The survey was of 500 CFOs, including 226 in the United States.


Consumer prices flat in November

U.S. consumer prices were unchanged in November, the best performance since prices actually fell eight months ago. The docile inflation reading reflected a big drop in the cost of gasoline and other energy products.

The Labor Department said Wednesday that the unchanged inflation reading last month followed a 0.3 percent jump in prices in October. It was the lowest reading since consumer prices actually fell 0.1 percent in March. Core inflation, which excludes volatile energy and food prices, rose 0.2 percent in November.

Over the past 12 months, consumer prices have risen 2.2 percent, and core prices are also up 2.2 percent. That is close to the Federal Reserve's 2 percent target for annual price gains.


Air France names first female CEO

Air France is putting a woman in charge of the airline, a first for the French carrier and a rarity in the male-dominated industry.

Air France's parent company said Wednesday that Anne Rigail will take charge of the airline on Monday. She is currently executive vice president.

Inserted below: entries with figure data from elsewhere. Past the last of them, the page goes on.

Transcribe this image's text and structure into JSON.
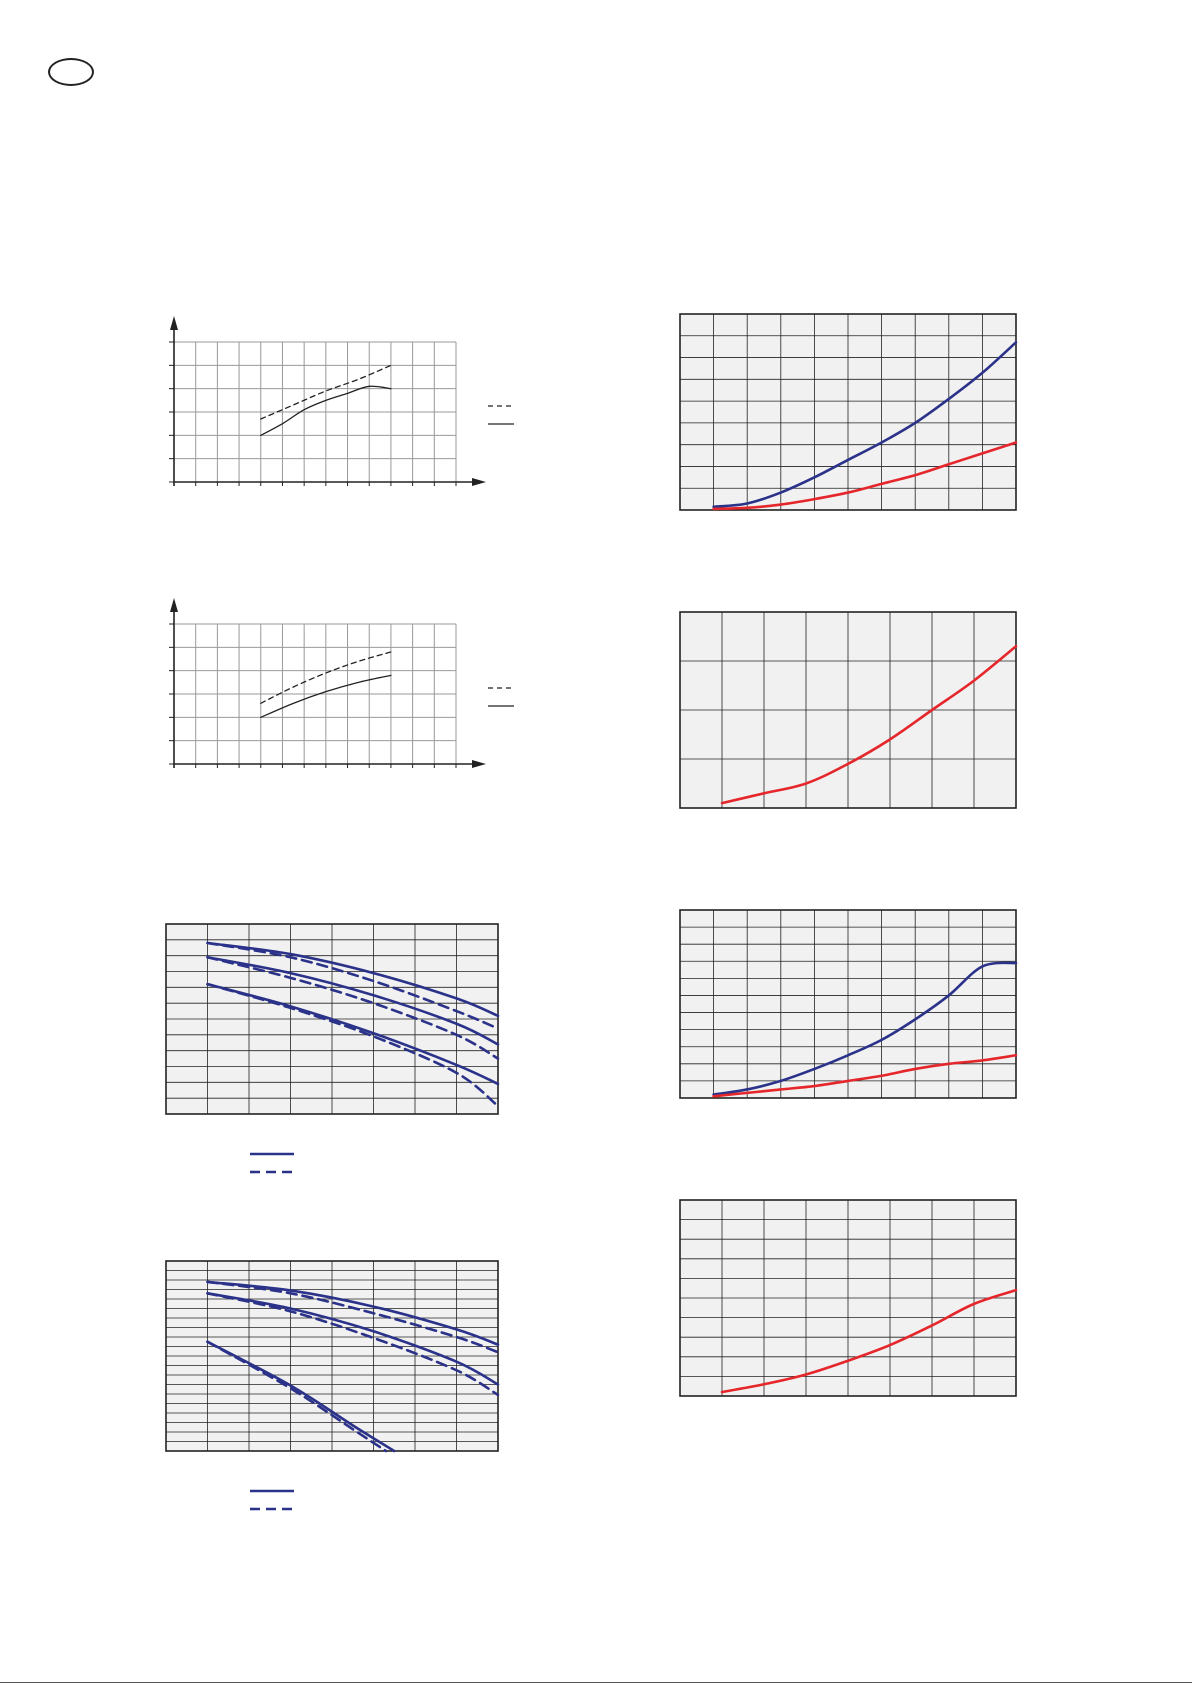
{
  "colors": {
    "navy": "#2b3289",
    "red": "#e5262b",
    "black": "#222222",
    "grid": "#999999",
    "panel": "#f1f1f1"
  },
  "chart_data": [
    {
      "type": "line",
      "grid": true,
      "xlim": [
        0,
        13
      ],
      "ylim": [
        0,
        6
      ],
      "series": [
        {
          "style": "dashed",
          "x": [
            4,
            5.5,
            7,
            8.5,
            10
          ],
          "y": [
            2.7,
            3.3,
            3.9,
            4.4,
            5.0
          ]
        },
        {
          "style": "solid",
          "x": [
            4,
            5,
            6,
            7,
            8,
            9,
            10
          ],
          "y": [
            2.0,
            2.5,
            3.1,
            3.5,
            3.8,
            4.1,
            4.0
          ]
        }
      ],
      "legend": {
        "placement": "right",
        "entries": [
          {
            "style": "dashed"
          },
          {
            "style": "solid"
          }
        ]
      }
    },
    {
      "type": "line",
      "grid": true,
      "xlim": [
        0,
        13
      ],
      "ylim": [
        0,
        6
      ],
      "series": [
        {
          "style": "dashed",
          "x": [
            4,
            5.5,
            7,
            8.5,
            10
          ],
          "y": [
            2.6,
            3.3,
            3.9,
            4.4,
            4.8
          ]
        },
        {
          "style": "solid",
          "x": [
            4,
            5.5,
            7,
            8.5,
            10
          ],
          "y": [
            2.0,
            2.6,
            3.1,
            3.5,
            3.8
          ]
        }
      ],
      "legend": {
        "placement": "right",
        "entries": [
          {
            "style": "dashed"
          },
          {
            "style": "solid"
          }
        ]
      }
    },
    {
      "type": "line",
      "grid": true,
      "xlim": [
        0,
        8
      ],
      "ylim": [
        0,
        12
      ],
      "series": [
        {
          "color": "#2b3289",
          "style": "solid",
          "x": [
            1,
            3,
            5,
            7,
            8
          ],
          "y": [
            10.8,
            10.1,
            8.9,
            7.3,
            6.2
          ]
        },
        {
          "color": "#2b3289",
          "style": "dashed",
          "x": [
            1,
            3,
            5,
            7,
            8
          ],
          "y": [
            10.8,
            9.9,
            8.4,
            6.5,
            5.4
          ]
        },
        {
          "color": "#2b3289",
          "style": "solid",
          "x": [
            1,
            3,
            5,
            7,
            8
          ],
          "y": [
            9.9,
            8.9,
            7.5,
            5.7,
            4.4
          ]
        },
        {
          "color": "#2b3289",
          "style": "dashed",
          "x": [
            1,
            3,
            5,
            7,
            8
          ],
          "y": [
            9.9,
            8.6,
            7.0,
            5.0,
            3.5
          ]
        },
        {
          "color": "#2b3289",
          "style": "solid",
          "x": [
            1,
            3,
            5,
            7,
            8
          ],
          "y": [
            8.2,
            6.8,
            5.1,
            3.1,
            1.9
          ]
        },
        {
          "color": "#2b3289",
          "style": "dashed",
          "x": [
            1,
            3,
            5,
            7,
            8
          ],
          "y": [
            8.2,
            6.7,
            4.9,
            2.6,
            0.5
          ]
        }
      ],
      "legend": {
        "placement": "bottom-left",
        "entries": [
          {
            "style": "solid"
          },
          {
            "style": "dashed"
          }
        ]
      }
    },
    {
      "type": "line",
      "grid": true,
      "xlim": [
        0,
        8
      ],
      "ylim": [
        0,
        20
      ],
      "series": [
        {
          "color": "#2b3289",
          "style": "solid",
          "x": [
            1,
            3,
            5,
            7,
            8
          ],
          "y": [
            17.8,
            16.9,
            15.2,
            12.8,
            11.2
          ]
        },
        {
          "color": "#2b3289",
          "style": "dashed",
          "x": [
            1,
            3,
            5,
            7,
            8
          ],
          "y": [
            17.8,
            16.6,
            14.5,
            12.0,
            10.4
          ]
        },
        {
          "color": "#2b3289",
          "style": "solid",
          "x": [
            1,
            3,
            5,
            7,
            8
          ],
          "y": [
            16.6,
            15.0,
            12.6,
            9.4,
            7.0
          ]
        },
        {
          "color": "#2b3289",
          "style": "dashed",
          "x": [
            1,
            3,
            5,
            7,
            8
          ],
          "y": [
            16.6,
            14.7,
            11.9,
            8.5,
            5.9
          ]
        },
        {
          "color": "#2b3289",
          "style": "solid",
          "x": [
            1,
            3,
            4.5,
            5.5
          ],
          "y": [
            11.5,
            6.9,
            2.7,
            0
          ]
        },
        {
          "color": "#2b3289",
          "style": "dashed",
          "x": [
            1,
            3,
            4.5,
            5.3
          ],
          "y": [
            11.5,
            6.6,
            2.3,
            0
          ]
        }
      ],
      "legend": {
        "placement": "bottom-left",
        "entries": [
          {
            "style": "solid"
          },
          {
            "style": "dashed"
          }
        ]
      }
    },
    {
      "type": "line",
      "grid": true,
      "xlim": [
        0,
        10
      ],
      "ylim": [
        0,
        9
      ],
      "series": [
        {
          "color": "#2b3289",
          "style": "solid",
          "x": [
            1,
            2,
            3,
            4,
            5,
            6,
            7,
            8,
            9,
            10
          ],
          "y": [
            0.15,
            0.3,
            0.8,
            1.5,
            2.3,
            3.1,
            4.0,
            5.1,
            6.3,
            7.7
          ]
        },
        {
          "color": "#e5262b",
          "style": "solid",
          "x": [
            1,
            2,
            3,
            4,
            5,
            6,
            7,
            8,
            9,
            10
          ],
          "y": [
            0.05,
            0.1,
            0.25,
            0.5,
            0.8,
            1.2,
            1.6,
            2.1,
            2.6,
            3.1
          ]
        }
      ]
    },
    {
      "type": "line",
      "grid": true,
      "xlim": [
        0,
        8
      ],
      "ylim": [
        0,
        4
      ],
      "series": [
        {
          "color": "#e5262b",
          "style": "solid",
          "x": [
            1,
            2,
            3,
            4,
            5,
            6,
            7,
            8
          ],
          "y": [
            0.1,
            0.3,
            0.5,
            0.9,
            1.4,
            2.0,
            2.6,
            3.3
          ]
        }
      ]
    },
    {
      "type": "line",
      "grid": true,
      "xlim": [
        0,
        10
      ],
      "ylim": [
        0,
        11
      ],
      "series": [
        {
          "color": "#2b3289",
          "style": "solid",
          "x": [
            1,
            2,
            3,
            4,
            5,
            6,
            7,
            8,
            9,
            10
          ],
          "y": [
            0.2,
            0.5,
            1.0,
            1.7,
            2.5,
            3.4,
            4.6,
            6.0,
            7.7,
            7.9
          ]
        },
        {
          "color": "#e5262b",
          "style": "solid",
          "x": [
            1,
            2,
            3,
            4,
            5,
            6,
            7,
            8,
            9,
            10
          ],
          "y": [
            0.1,
            0.3,
            0.5,
            0.7,
            1.0,
            1.3,
            1.7,
            2.0,
            2.2,
            2.5
          ]
        }
      ]
    },
    {
      "type": "line",
      "grid": true,
      "xlim": [
        0,
        8
      ],
      "ylim": [
        0,
        10
      ],
      "series": [
        {
          "color": "#e5262b",
          "style": "solid",
          "x": [
            1,
            2,
            3,
            4,
            5,
            6,
            7,
            8
          ],
          "y": [
            0.2,
            0.6,
            1.1,
            1.8,
            2.6,
            3.6,
            4.7,
            5.4
          ]
        }
      ]
    }
  ]
}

The airline has been led on an interim basis by Benjamin Smith, an Air Canada veteran who was hired this year as CEO of parent Air France-KLM Group.

Air France faces contentious wage negotiations with pilots and flight attendants and has been hit by a series of damaging strikes.

Rigail, a 27-year veteran of the airline, says she is extremely honored by the promotion. Smith says Rigail has always paid special attention to employees, and he expresses confidence that the airline can meet its challenges.

An Air France spokeswoman confirmed that Rigail is the first female CEO in the airline's history, which dates to the 1933 merger of five French carriers.

Women have led other large airlines. Carolyn McCall was CEO of British low-cost carrier EasyJet for seven years until leaving this year to run British broadcaster ITV. But in recent years, only about 5 percent of all airline CEOs were women, mostly in developing countries.